If you are around special needs individuals in any capacity, you probably notice how much music plays a large role in their lives- Disney tunes in the car, headphones playing classical music as they navigate a crowd, even Grandma with dementia has a favorite tune from her childhood you hear her humming.

Music can be a powerful tool for intellectually challenged individuals. Let’s look at 5.


First, music can have a positive impact on mood. It has been shown to reduce stress, anxiety, and depression, and can even improve overall well-being. This is because music can stimulate the release of endorphins, which are chemicals in the brain that are associated with feelings of pleasure and happiness. Some rhythms can energize and others can calm. Music can allow us to retreat from our outer circumstances and be enveloped in the mood it is creating.


In terms of communication, music can be used as a form of nonverbal communication. For individuals with intellectual challenges, who may have difficulty expressing themselves verbally, music can be a way for them to communicate their emotions and feelings. It is also useful in building connections with others when sharing musical interests. It can build a sense of belonging, which is often difficult for those with intellectual challenges to achieve in other ways.
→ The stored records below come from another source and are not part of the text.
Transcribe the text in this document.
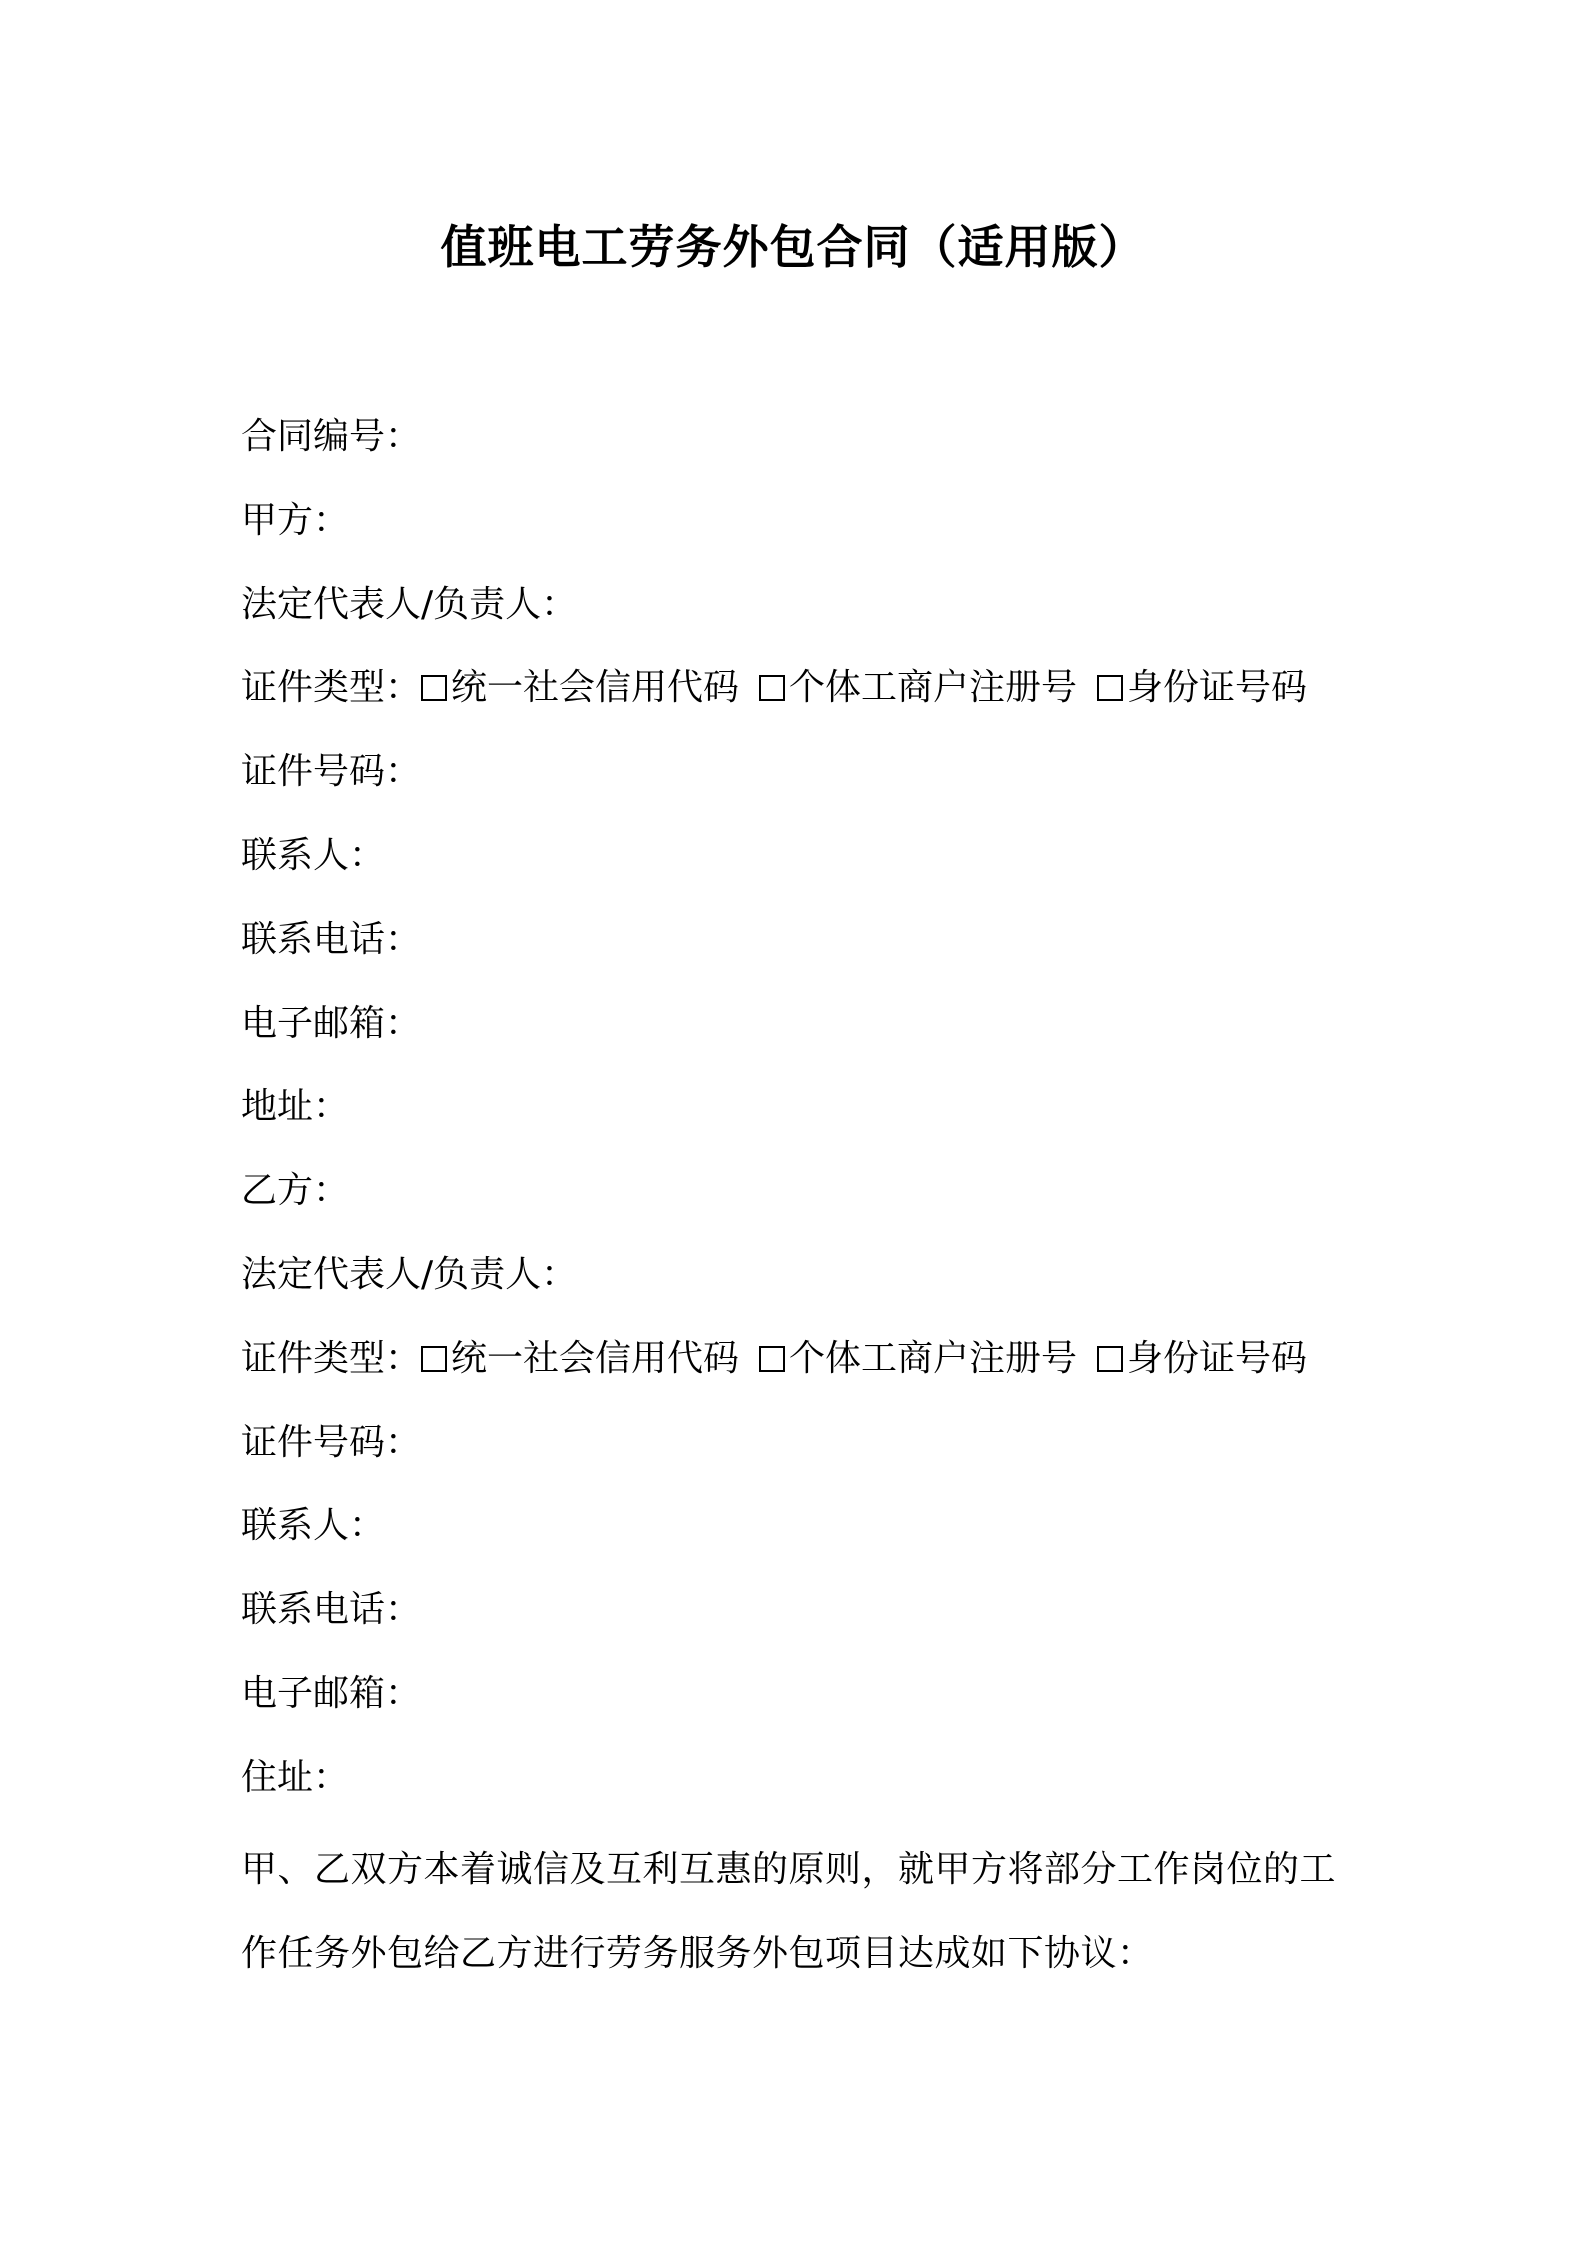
值班电工劳务外包合同（适用版）
合同编号：
甲方：
法定代表人/负责人：
证件类型： 统一社会信用代码 个体工商户注册号 身份证号码
证件号码：
联系人：
联系电话：
电子邮箱：
地址：
乙方：
法定代表人/负责人：
证件类型： 统一社会信用代码 个体工商户注册号 身份证号码
证件号码：
联系人：
联系电话：
电子邮箱：
住址：
甲、乙双方本着诚信及互利互惠的原则，就甲方将部分工作岗位的工作任务外包给乙方进行劳务服务外包项目达成如下协议：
Music can be a valuable tool for self-expression. Through singing, playing an instrument, or even just listening to music, individuals with intellectual challenges can express themselves in ways that may be difficult to do verbally. Individuals can connect to the emotion in the music and reflect it back or “practice” emotions which they may have difficulty accessing alone.


Music can improve memory recall, especially in older adults with intellectual challenges. This is because music can help to organize and structure information, making it easier to remember. Music can help to recall a favorite event, a time of year, and sometimes a person. If your special needs loved one has trouble remembering a task, try putting it to music. 


Finally, music can be used as a tool for movement and physical therapy. The rhythms and beats of music can help to improve coordination, balance, circulation, and overall motor skills.  Many special needs people find an outlet for self-expression and communication through dance. Choreography to music is a favorite hobby for many intellectually challenged individuals, giving them a creative outlet and sense of accomplishment.

Overall, music can be a valuable tool for individuals with intellectual challenges in many areas of their lives- whether it’s improving mood, facilitating communication, promoting self-expression, boosting memory, or enhancing movement.